The CORONA database will expand to integrate preclinical and further clinical trial data through a system known as STORM (Systematic Tracker Of Repurposed new Medicines). The researchers will continue to investigate the inflammatory response to search for actionable candidates. The staff of the CORONA Project will be enlarged by eight people, and the investigators will continue to advocate for drug repurposing for COVID-19 and beyond.

“Drug repurposing is like teaching an old dog to do new tricks,” he said. “We are advocating for repurposing beyond COVID-19.”

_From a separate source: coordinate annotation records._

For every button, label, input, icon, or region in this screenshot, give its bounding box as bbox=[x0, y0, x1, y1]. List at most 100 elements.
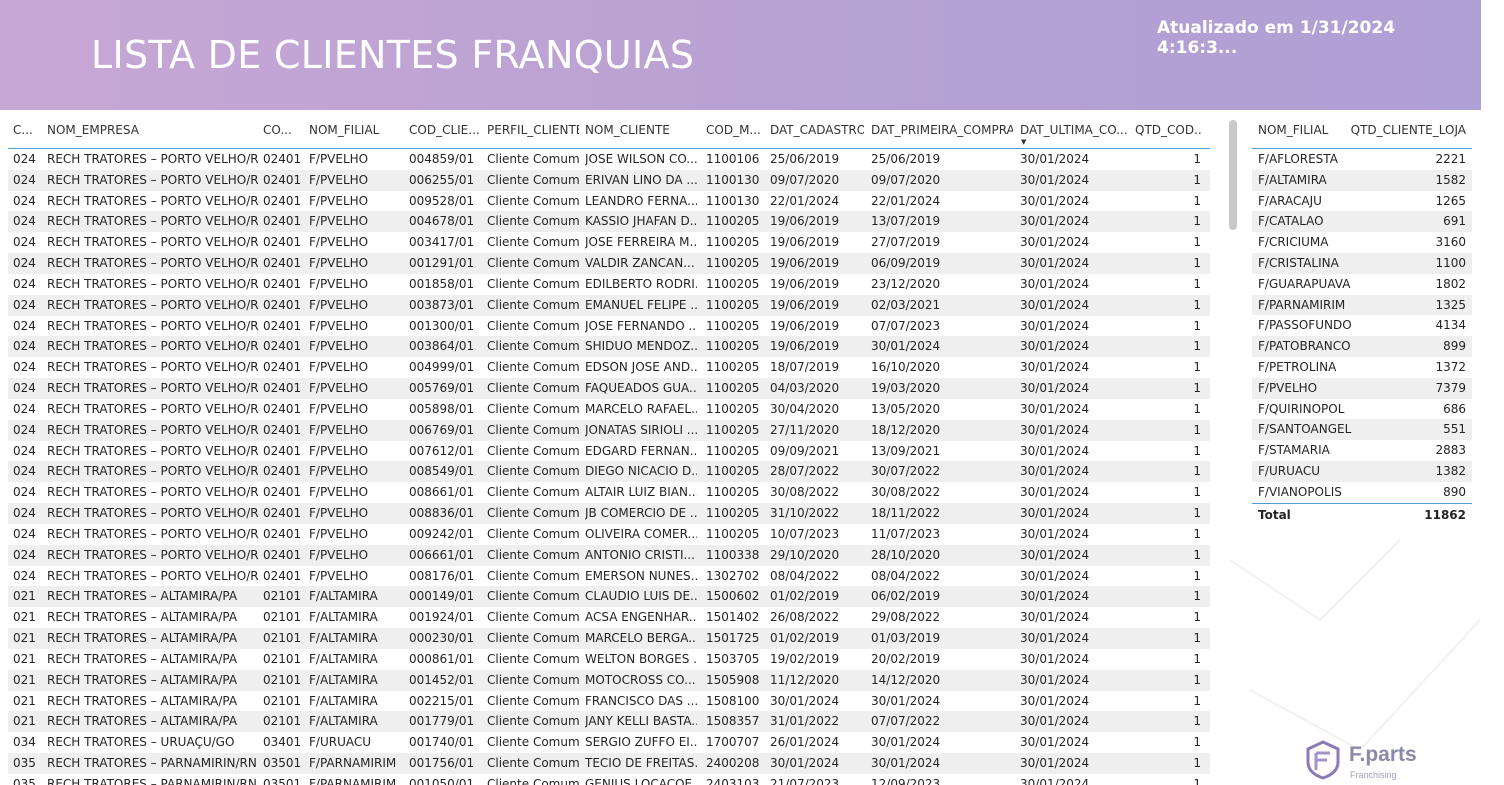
column-header-nom-filial[interactable]: NOM_FILIAL bbox=[309, 123, 404, 137]
vertical-scrollbar[interactable] bbox=[1229, 120, 1237, 230]
cell-nom-cliente: KASSIO JHAFAN D... bbox=[585, 214, 697, 229]
cell-qtd-cod: 1 bbox=[1193, 276, 1201, 291]
branch-row[interactable]: F/QUIRINOPOL 686 bbox=[1252, 399, 1472, 420]
cell-qtd-cod: 1 bbox=[1193, 589, 1201, 604]
branch-name: F/QUIRINOPOL bbox=[1258, 401, 1345, 416]
sort-descending-icon[interactable]: ▼ bbox=[1021, 138, 1026, 146]
cell-dat-ultima-compra: 30/01/2024 bbox=[1020, 693, 1090, 708]
cell-dat-cadastro: 19/06/2019 bbox=[770, 297, 840, 312]
column-header-dat-cadastro[interactable]: DAT_CADASTRO bbox=[770, 123, 864, 137]
table-row[interactable]: 024 RECH TRATORES – PORTO VELHO/RO 02401 F/… bbox=[8, 503, 1210, 524]
column-header-cod-m[interactable]: COD_M... bbox=[706, 123, 762, 137]
column-header-dat-primeira-compra[interactable]: DAT_PRIMEIRA_COMPRA bbox=[871, 123, 1013, 137]
table-row[interactable]: 024 RECH TRATORES – PORTO VELHO/RO 02401 F/… bbox=[8, 566, 1210, 587]
cell-perfil-cliente: Cliente Comum bbox=[487, 339, 579, 354]
cell-nom-filial: F/PVELHO bbox=[309, 276, 369, 291]
table-row[interactable]: 035 RECH TRATORES – PARNAMIRIN/RN 03501 F/P… bbox=[8, 753, 1210, 774]
branch-count-total-row: Total 11862 bbox=[1252, 502, 1472, 526]
cell-c: 024 bbox=[13, 381, 36, 396]
branch-row[interactable]: F/PATOBRANCO 899 bbox=[1252, 336, 1472, 357]
table-row[interactable]: 024 RECH TRATORES – PORTO VELHO/RO 02401 F/… bbox=[8, 316, 1210, 337]
table-row[interactable]: 024 RECH TRATORES – PORTO VELHO/RO 02401 F/… bbox=[8, 544, 1210, 566]
cell-nom-filial: F/PVELHO bbox=[309, 256, 369, 271]
table-row[interactable]: 021 RECH TRATORES – ALTAMIRA/PA 02101 F/ALT… bbox=[8, 691, 1210, 712]
table-row[interactable]: 021 RECH TRATORES – ALTAMIRA/PA 02101 F/ALT… bbox=[8, 607, 1210, 628]
branch-row[interactable]: F/ALTAMIRA 1582 bbox=[1252, 169, 1472, 191]
cell-perfil-cliente: Cliente Comum bbox=[487, 547, 579, 562]
branch-row[interactable]: F/PARNAMIRIM 1325 bbox=[1252, 294, 1472, 316]
table-row[interactable]: 024 RECH TRATORES – PORTO VELHO/RO 02401 F/… bbox=[8, 419, 1210, 441]
cell-cod-m: 1100338 bbox=[706, 547, 760, 562]
branch-row[interactable]: F/PETROLINA 1372 bbox=[1252, 357, 1472, 378]
branch-row[interactable]: F/GUARAPUAVA 1802 bbox=[1252, 274, 1472, 295]
table-row[interactable]: 024 RECH TRATORES – PORTO VELHO/RO 02401 F/… bbox=[8, 336, 1210, 358]
table-row[interactable]: 021 RECH TRATORES – ALTAMIRA/PA 02101 F/ALT… bbox=[8, 649, 1210, 670]
table-row[interactable]: 024 RECH TRATORES – PORTO VELHO/RO 02401 F/… bbox=[8, 253, 1210, 274]
branch-row[interactable]: F/PVELHO 7379 bbox=[1252, 377, 1472, 399]
cell-dat-primeira-compra: 19/03/2020 bbox=[871, 381, 941, 396]
branch-row[interactable]: F/SANTOANGEL 551 bbox=[1252, 419, 1472, 441]
cell-dat-primeira-compra: 14/12/2020 bbox=[871, 672, 941, 687]
clients-table[interactable]: C... NOM_EMPRESA CO... NOM_FILIAL COD_CLIE..… bbox=[8, 118, 1210, 785]
table-row[interactable]: 024 RECH TRATORES – PORTO VELHO/RO 02401 F/… bbox=[8, 211, 1210, 233]
table-row[interactable]: 024 RECH TRATORES – PORTO VELHO/RO 02401 F/… bbox=[8, 399, 1210, 420]
branch-client-count: 7379 bbox=[1435, 380, 1466, 395]
table-row[interactable]: 021 RECH TRATORES – ALTAMIRA/PA 02101 F/ALT… bbox=[8, 711, 1210, 733]
table-row[interactable]: 024 RECH TRATORES – PORTO VELHO/RO 02401 F/… bbox=[8, 274, 1210, 295]
table-row[interactable]: 024 RECH TRATORES – PORTO VELHO/RO 02401 F/… bbox=[8, 191, 1210, 212]
cell-nom-filial: F/URUACU bbox=[309, 735, 372, 750]
branch-row[interactable]: F/ARACAJU 1265 bbox=[1252, 191, 1472, 212]
column-header-nom-filial[interactable]: NOM_FILIAL bbox=[1258, 123, 1328, 137]
cell-cod-cliente: 005898/01 bbox=[409, 401, 475, 416]
cell-dat-ultima-compra: 30/01/2024 bbox=[1020, 235, 1090, 250]
table-row[interactable]: 024 RECH TRATORES – PORTO VELHO/RO 02401 F/… bbox=[8, 232, 1210, 253]
column-header-c[interactable]: C... bbox=[13, 123, 41, 137]
column-header-qtd-cod[interactable]: QTD_COD... bbox=[1135, 123, 1201, 137]
table-row[interactable]: 024 RECH TRATORES – PORTO VELHO/RO 02401 F/… bbox=[8, 441, 1210, 462]
table-row[interactable]: 024 RECH TRATORES – PORTO VELHO/RO 02401 F/… bbox=[8, 169, 1210, 191]
branch-row[interactable]: F/STAMARIA 2883 bbox=[1252, 440, 1472, 461]
branch-name: F/STAMARIA bbox=[1258, 443, 1330, 458]
table-row[interactable]: 024 RECH TRATORES – PORTO VELHO/RO 02401 F/… bbox=[8, 482, 1210, 503]
branch-row[interactable]: F/PASSOFUNDO 4134 bbox=[1252, 315, 1472, 336]
cell-nom-filial: F/ALTAMIRA bbox=[309, 651, 378, 666]
cell-c: 024 bbox=[13, 547, 36, 562]
table-row[interactable]: 024 RECH TRATORES – PORTO VELHO/RO 02401 F/… bbox=[8, 378, 1210, 399]
branch-row[interactable]: F/CRICIUMA 3160 bbox=[1252, 232, 1472, 253]
table-row[interactable]: 024 RECH TRATORES – PORTO VELHO/RO 02401 F/… bbox=[8, 357, 1210, 378]
cell-dat-primeira-compra: 23/12/2020 bbox=[871, 276, 941, 291]
cell-cod-cliente: 001050/01 bbox=[409, 776, 475, 785]
clients-table-header: C... NOM_EMPRESA CO... NOM_FILIAL COD_CLIE..… bbox=[8, 118, 1210, 149]
cell-dat-ultima-compra: 30/01/2024 bbox=[1020, 610, 1090, 625]
column-header-nom-empresa[interactable]: NOM_EMPRESA bbox=[47, 123, 259, 137]
table-row[interactable]: 021 RECH TRATORES – ALTAMIRA/PA 02101 F/ALT… bbox=[8, 669, 1210, 691]
table-row[interactable]: 024 RECH TRATORES – PORTO VELHO/RO 02401 F/… bbox=[8, 461, 1210, 483]
table-row[interactable]: 021 RECH TRATORES – ALTAMIRA/PA 02101 F/ALT… bbox=[8, 586, 1210, 608]
column-header-perfil-cliente[interactable]: PERFIL_CLIENTE bbox=[487, 123, 579, 137]
cell-cod-cliente: 002215/01 bbox=[409, 693, 475, 708]
branch-row[interactable]: F/CATALAO 691 bbox=[1252, 211, 1472, 233]
table-row[interactable]: 024 RECH TRATORES – PORTO VELHO/RO 02401 F/… bbox=[8, 294, 1210, 316]
column-header-qtd-cliente-loja[interactable]: QTD_CLIENTE_LOJA bbox=[1351, 123, 1466, 137]
cell-c: 024 bbox=[13, 172, 36, 187]
table-row[interactable]: 024 RECH TRATORES – PORTO VELHO/RO 02401 F/… bbox=[8, 149, 1210, 170]
branch-row[interactable]: F/URUACU 1382 bbox=[1252, 460, 1472, 482]
report-header: LISTA DE CLIENTES FRANQUIAS Atualizado e… bbox=[0, 0, 1481, 110]
table-row[interactable]: 024 RECH TRATORES – PORTO VELHO/RO 02401 F/… bbox=[8, 524, 1210, 545]
fparts-shield-icon bbox=[1306, 740, 1340, 780]
cell-nom-cliente: LEANDRO FERNA... bbox=[585, 193, 697, 208]
table-row[interactable]: 035 RECH TRATORES – PARNAMIRIN/RN 03501 F/P… bbox=[8, 774, 1210, 785]
cell-c: 035 bbox=[13, 756, 36, 771]
branch-row[interactable]: F/VIANOPOLIS 890 bbox=[1252, 482, 1472, 503]
column-header-nom-cliente[interactable]: NOM_CLIENTE bbox=[585, 123, 697, 137]
cell-dat-ultima-compra: 30/01/2024 bbox=[1020, 547, 1090, 562]
table-row[interactable]: 034 RECH TRATORES – URUAÇU/GO 03401 F/URUAC… bbox=[8, 732, 1210, 753]
branch-row[interactable]: F/AFLORESTA 2221 bbox=[1252, 149, 1472, 170]
column-header-cod-cliente[interactable]: COD_CLIE... bbox=[409, 123, 481, 137]
branch-count-table[interactable]: NOM_FILIAL QTD_CLIENTE_LOJA F/AFLORESTA 2… bbox=[1252, 118, 1472, 528]
column-header-co[interactable]: CO... bbox=[263, 123, 303, 137]
branch-row[interactable]: F/CRISTALINA 1100 bbox=[1252, 252, 1472, 274]
cell-dat-primeira-compra: 13/07/2019 bbox=[871, 214, 941, 229]
column-header-dat-ultima-compra[interactable]: DAT_ULTIMA_CO... bbox=[1020, 123, 1128, 137]
table-row[interactable]: 021 RECH TRATORES – ALTAMIRA/PA 02101 F/ALT… bbox=[8, 628, 1210, 649]
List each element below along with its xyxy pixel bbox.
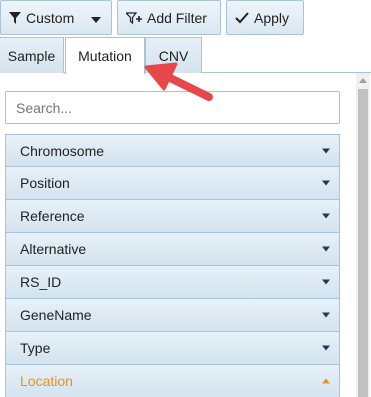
- field-label: Location: [20, 373, 73, 389]
- caret-up-icon: [322, 378, 330, 384]
- field-row-alternative[interactable]: Alternative: [5, 233, 340, 266]
- field-label: Type: [20, 340, 51, 356]
- add-filter-icon: [126, 11, 142, 25]
- field-label: Position: [20, 175, 70, 191]
- add-filter-button[interactable]: Add Filter: [117, 0, 221, 35]
- caret-down-icon: [322, 213, 330, 219]
- apply-label: Apply: [254, 9, 290, 26]
- caret-down-icon: [91, 10, 101, 26]
- scroll-up-arrow-icon[interactable]: [356, 73, 370, 87]
- apply-button[interactable]: Apply: [226, 0, 304, 35]
- custom-filter-label: Custom: [26, 9, 75, 26]
- field-row-chromosome[interactable]: Chromosome: [5, 134, 340, 167]
- add-filter-label: Add Filter: [147, 9, 207, 26]
- field-label: RS_ID: [20, 274, 62, 290]
- custom-filter-button[interactable]: Custom: [0, 0, 112, 35]
- field-row-rs-id[interactable]: RS_ID: [5, 266, 340, 299]
- field-row-reference[interactable]: Reference: [5, 200, 340, 233]
- tab-sample[interactable]: Sample: [0, 37, 64, 73]
- mutation-fields-panel: Chromosome Position Reference Alternativ…: [0, 73, 371, 397]
- category-tabs: Sample Mutation CNV: [0, 37, 371, 74]
- field-label: Alternative: [20, 241, 87, 257]
- filter-panel-window: Custom Add Filter Apply Sample Mutation …: [0, 0, 371, 397]
- field-row-position[interactable]: Position: [5, 167, 340, 200]
- vertical-scrollbar[interactable]: [356, 73, 370, 397]
- caret-down-icon: [322, 246, 330, 252]
- field-list: Chromosome Position Reference Alternativ…: [5, 134, 340, 397]
- field-row-genename[interactable]: GeneName: [5, 299, 340, 332]
- custom-filter-dropdown-toggle[interactable]: [81, 1, 111, 34]
- tab-mutation[interactable]: Mutation: [65, 37, 145, 74]
- tab-cnv-label: CNV: [158, 47, 189, 64]
- caret-down-icon: [322, 279, 330, 285]
- field-row-location[interactable]: Location: [5, 365, 340, 397]
- filter-toolbar: Custom Add Filter Apply: [0, 0, 371, 37]
- caret-down-icon: [322, 345, 330, 351]
- field-label: Reference: [20, 208, 85, 224]
- tab-cnv[interactable]: CNV: [145, 37, 202, 73]
- caret-down-icon: [322, 148, 330, 153]
- caret-down-icon: [322, 312, 330, 318]
- tab-sample-label: Sample: [7, 47, 56, 64]
- checkmark-icon: [235, 11, 249, 24]
- field-row-type[interactable]: Type: [5, 332, 340, 365]
- scrollbar-thumb[interactable]: [358, 89, 368, 397]
- search-input[interactable]: [5, 91, 340, 124]
- field-label: GeneName: [20, 307, 92, 323]
- caret-down-icon: [322, 180, 330, 186]
- field-label: Chromosome: [20, 142, 105, 159]
- tab-mutation-label: Mutation: [78, 48, 132, 64]
- filter-icon: [9, 11, 21, 24]
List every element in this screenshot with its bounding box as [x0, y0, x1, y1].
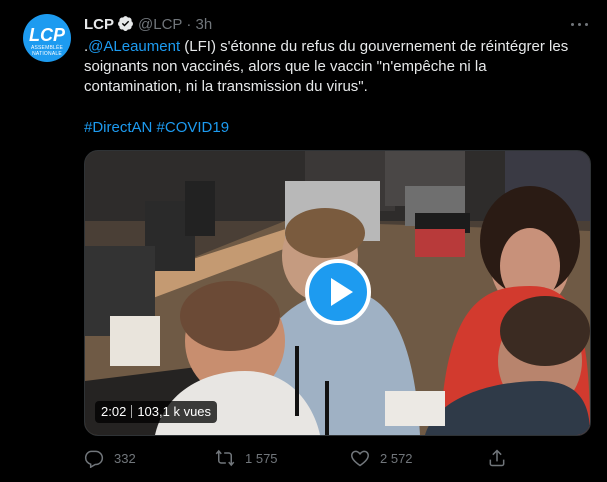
reply-button[interactable]: 332 — [84, 448, 164, 468]
retweet-button[interactable]: 1 575 — [215, 448, 295, 468]
author-name[interactable]: LCP — [84, 16, 114, 33]
video-views: 103,1 k vues — [137, 404, 212, 419]
tweet[interactable]: LCP ASSEMBLÉE NATIONALE LCP @LCP · 3h .@A… — [0, 0, 607, 482]
tweet-header: LCP @LCP · 3h — [84, 15, 212, 35]
video-player[interactable]: 2:02 103,1 k vues — [84, 150, 591, 436]
more-icon[interactable] — [569, 16, 591, 32]
hashtag-link[interactable]: #COVID19 — [157, 119, 230, 136]
hashtags: #DirectAN #COVID19 — [84, 118, 229, 138]
avatar-logo: LCP — [29, 25, 65, 45]
share-icon — [489, 449, 505, 467]
share-button[interactable] — [487, 448, 507, 468]
play-icon — [331, 278, 353, 306]
retweet-count: 1 575 — [245, 451, 278, 466]
retweet-icon — [215, 449, 235, 467]
author-handle[interactable]: @LCP — [138, 16, 182, 33]
mention-link[interactable]: @ALeaument — [88, 38, 180, 55]
meta-divider — [131, 405, 133, 418]
tweet-time[interactable]: 3h — [195, 16, 212, 33]
like-icon — [351, 450, 369, 467]
like-button[interactable]: 2 572 — [350, 448, 430, 468]
tweet-text: .@ALeaument (LFI) s'étonne du refus du g… — [84, 37, 584, 97]
video-duration: 2:02 — [101, 404, 127, 419]
verified-badge-icon — [117, 15, 134, 36]
avatar[interactable]: LCP ASSEMBLÉE NATIONALE — [23, 14, 71, 62]
play-button[interactable] — [305, 259, 371, 325]
hashtag-link[interactable]: #DirectAN — [84, 119, 152, 136]
header-separator: · — [186, 16, 192, 33]
like-count: 2 572 — [380, 451, 413, 466]
reply-icon — [84, 450, 104, 468]
reply-count: 332 — [114, 451, 136, 466]
action-bar: 332 1 575 2 572 — [84, 448, 507, 468]
video-meta: 2:02 103,1 k vues — [95, 401, 218, 423]
avatar-subtitle: ASSEMBLÉE NATIONALE — [30, 45, 64, 57]
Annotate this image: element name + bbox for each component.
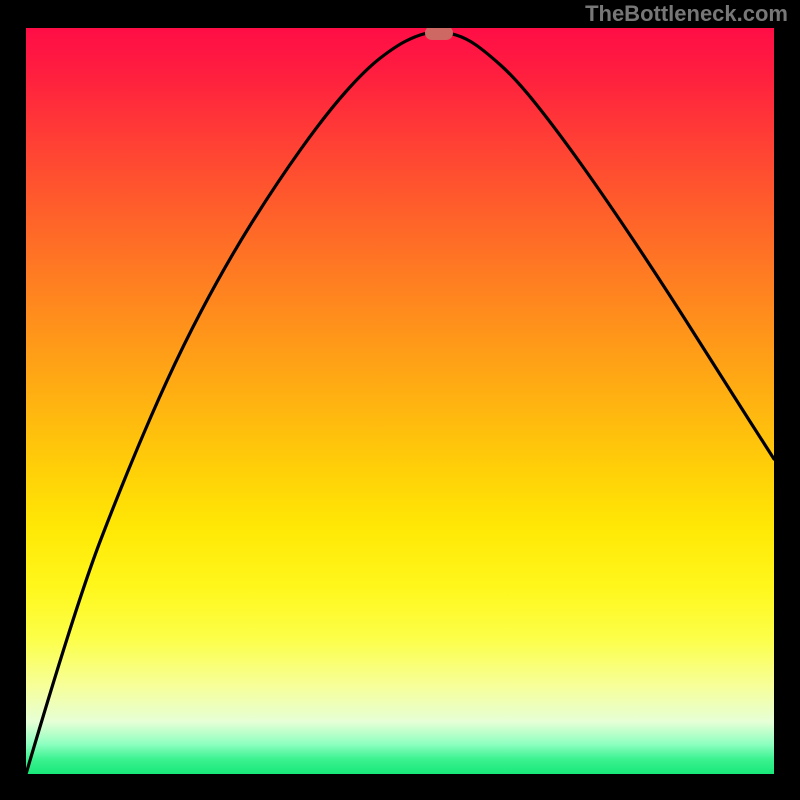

During the discussion following his presentation, Dr. -Fajgenbaum said there are two axes to consider—the timing within the disease course and the severity of the disease. “This accounts for why some drugs don’t work early, and some don’t work late. Many variables can have an impact when these drugs are helpful or harmful. It is complicated,” he noted. 

 

DISCLOSURE: Dr. Fajgenbaum reported no conflicts of interest.

REFERENCES

1. Fajgenbaum D: Storming the castle: Repurposing treatments for COVID-19. AACR Virtual Meeting: COVID-19 and Cancer. Abstract S5-03. Presented February 4, 2021.

2. Fajgenbaum DC, June CH: Cytokine storm. N Engl J Med 383:2255-2273, 2020.

3. Haberman R, Axelrad J, Chen A, et al: COVID-19 in immune-mediated inflammatory diseases: Case series from New York. N Engl J Med 383:85-88, 2020.